Una monja fue demorada ayer en un penal de máxima seguridad de Neuquén cuando intentó llevarle a uno de los internos un pan casero que tenía escondido en su interior tres gramos de marihuana y pastillas de Rivotril.
La policía cree que la religiosa, que es de nacionalidad paraguaya y vive en la provincia de Neuquén desde hace varios años, no tiene nada que ver con el hecho y que alguien se aprovechó de su buena voluntad, según indicó el Diario Río Negro.
Ayer, la mujer ingresó en la unidad carcelaria 11 ubicada en el Parque Industrial de Neuquén, en el horario de visitas. Como es rutina, el guardia penitenciario revisó sus pertenencias. Sin poder creerlo, constató el peligroso relleno del pan casero.

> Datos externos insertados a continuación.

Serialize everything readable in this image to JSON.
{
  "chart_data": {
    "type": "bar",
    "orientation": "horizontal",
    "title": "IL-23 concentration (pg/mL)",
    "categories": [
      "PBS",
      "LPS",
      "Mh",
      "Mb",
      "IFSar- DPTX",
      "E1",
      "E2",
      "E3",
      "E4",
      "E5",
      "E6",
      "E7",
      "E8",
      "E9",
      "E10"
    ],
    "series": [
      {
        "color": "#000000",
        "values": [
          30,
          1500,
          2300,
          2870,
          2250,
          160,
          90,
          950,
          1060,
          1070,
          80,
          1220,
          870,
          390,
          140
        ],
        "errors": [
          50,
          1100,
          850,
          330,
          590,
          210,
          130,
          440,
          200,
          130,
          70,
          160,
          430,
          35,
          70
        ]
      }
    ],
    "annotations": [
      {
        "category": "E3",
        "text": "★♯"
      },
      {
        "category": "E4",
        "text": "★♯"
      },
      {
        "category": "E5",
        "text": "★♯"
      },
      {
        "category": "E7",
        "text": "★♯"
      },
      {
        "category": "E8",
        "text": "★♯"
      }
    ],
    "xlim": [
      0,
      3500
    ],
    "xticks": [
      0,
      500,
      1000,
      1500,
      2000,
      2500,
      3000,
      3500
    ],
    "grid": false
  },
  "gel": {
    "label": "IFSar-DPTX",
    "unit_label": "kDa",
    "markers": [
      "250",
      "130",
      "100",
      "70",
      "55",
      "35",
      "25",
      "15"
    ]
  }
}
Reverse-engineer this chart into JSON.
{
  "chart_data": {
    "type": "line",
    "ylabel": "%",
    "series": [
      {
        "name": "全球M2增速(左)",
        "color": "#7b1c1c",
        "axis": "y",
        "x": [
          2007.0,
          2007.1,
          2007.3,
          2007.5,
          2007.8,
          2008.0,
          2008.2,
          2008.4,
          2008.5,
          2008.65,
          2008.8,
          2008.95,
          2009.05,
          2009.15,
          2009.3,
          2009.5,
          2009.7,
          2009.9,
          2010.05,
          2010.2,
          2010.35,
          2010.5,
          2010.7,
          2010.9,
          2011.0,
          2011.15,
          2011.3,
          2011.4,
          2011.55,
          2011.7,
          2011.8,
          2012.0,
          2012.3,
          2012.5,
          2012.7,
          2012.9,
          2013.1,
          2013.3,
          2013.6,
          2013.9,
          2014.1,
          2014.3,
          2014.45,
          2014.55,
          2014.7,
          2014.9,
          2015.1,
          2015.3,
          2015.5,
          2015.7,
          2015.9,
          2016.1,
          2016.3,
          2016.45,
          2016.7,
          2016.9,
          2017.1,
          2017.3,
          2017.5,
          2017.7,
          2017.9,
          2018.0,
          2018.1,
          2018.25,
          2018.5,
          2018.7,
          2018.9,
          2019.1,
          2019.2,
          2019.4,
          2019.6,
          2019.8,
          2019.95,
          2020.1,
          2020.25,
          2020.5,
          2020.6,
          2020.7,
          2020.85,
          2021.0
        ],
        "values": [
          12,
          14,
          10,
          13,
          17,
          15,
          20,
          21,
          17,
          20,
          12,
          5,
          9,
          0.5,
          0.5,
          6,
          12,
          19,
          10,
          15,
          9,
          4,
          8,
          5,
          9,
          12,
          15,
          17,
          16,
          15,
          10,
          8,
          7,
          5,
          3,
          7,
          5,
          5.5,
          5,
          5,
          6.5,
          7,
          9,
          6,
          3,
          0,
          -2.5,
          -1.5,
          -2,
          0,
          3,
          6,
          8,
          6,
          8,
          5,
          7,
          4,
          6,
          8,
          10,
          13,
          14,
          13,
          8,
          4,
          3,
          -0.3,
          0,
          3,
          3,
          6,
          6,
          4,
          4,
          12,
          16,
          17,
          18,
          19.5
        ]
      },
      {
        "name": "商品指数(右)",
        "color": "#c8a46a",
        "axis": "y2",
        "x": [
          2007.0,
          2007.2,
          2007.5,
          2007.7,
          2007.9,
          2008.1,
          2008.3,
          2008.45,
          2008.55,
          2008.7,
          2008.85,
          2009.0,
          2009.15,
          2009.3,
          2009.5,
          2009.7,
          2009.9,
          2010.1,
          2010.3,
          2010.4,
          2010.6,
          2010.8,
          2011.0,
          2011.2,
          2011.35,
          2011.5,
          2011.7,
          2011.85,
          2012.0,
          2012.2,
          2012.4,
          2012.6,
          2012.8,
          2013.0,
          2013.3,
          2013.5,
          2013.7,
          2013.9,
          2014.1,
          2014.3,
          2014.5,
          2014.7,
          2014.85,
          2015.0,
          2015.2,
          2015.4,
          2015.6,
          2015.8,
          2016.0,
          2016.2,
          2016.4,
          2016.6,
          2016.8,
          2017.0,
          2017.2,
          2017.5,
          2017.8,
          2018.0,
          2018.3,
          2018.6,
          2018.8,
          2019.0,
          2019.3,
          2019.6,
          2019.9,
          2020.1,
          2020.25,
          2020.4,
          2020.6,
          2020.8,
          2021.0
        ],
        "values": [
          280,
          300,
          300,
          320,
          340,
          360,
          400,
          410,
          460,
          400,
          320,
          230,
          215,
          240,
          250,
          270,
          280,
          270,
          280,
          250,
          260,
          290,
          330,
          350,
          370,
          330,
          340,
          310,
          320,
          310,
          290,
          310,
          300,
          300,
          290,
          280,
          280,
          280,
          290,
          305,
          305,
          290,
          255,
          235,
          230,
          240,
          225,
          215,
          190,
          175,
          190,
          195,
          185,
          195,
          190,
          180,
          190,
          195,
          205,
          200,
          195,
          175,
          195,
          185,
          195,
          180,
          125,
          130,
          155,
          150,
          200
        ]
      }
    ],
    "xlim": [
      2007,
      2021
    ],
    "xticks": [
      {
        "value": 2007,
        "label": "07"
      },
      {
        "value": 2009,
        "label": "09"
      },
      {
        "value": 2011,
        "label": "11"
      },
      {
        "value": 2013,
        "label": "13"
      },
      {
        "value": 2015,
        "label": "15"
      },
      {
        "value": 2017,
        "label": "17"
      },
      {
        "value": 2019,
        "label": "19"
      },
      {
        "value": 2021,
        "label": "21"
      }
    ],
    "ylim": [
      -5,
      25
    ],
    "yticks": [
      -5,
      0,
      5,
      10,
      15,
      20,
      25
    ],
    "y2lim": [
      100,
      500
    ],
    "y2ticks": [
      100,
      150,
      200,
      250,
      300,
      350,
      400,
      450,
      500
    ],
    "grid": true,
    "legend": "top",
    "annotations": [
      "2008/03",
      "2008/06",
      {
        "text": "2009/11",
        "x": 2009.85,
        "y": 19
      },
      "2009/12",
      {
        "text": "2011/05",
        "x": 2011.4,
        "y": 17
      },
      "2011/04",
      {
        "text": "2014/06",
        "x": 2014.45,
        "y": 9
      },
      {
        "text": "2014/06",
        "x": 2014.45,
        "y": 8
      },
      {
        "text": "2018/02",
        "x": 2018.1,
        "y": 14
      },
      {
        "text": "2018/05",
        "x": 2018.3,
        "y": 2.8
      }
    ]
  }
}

El juez federal de Neuquén, Guillermo Labate, desestimó que la monja esté implicada en el intento de tráfico de drogas y aventuró que “alguien se aprovechó de su buena voluntad”.
" Ella misma pidió que la revisen, quizás fue demasiado ingenua porque por lo general todo lo que se recibe para los presos es minuciosamente revisado", dijo el magistrado al mencionado matutino.
A pesar de que las autoridades no consideran que esté vinculada con el ilícito, la religiosa fue fichada y se le abrió un proceso en su contra.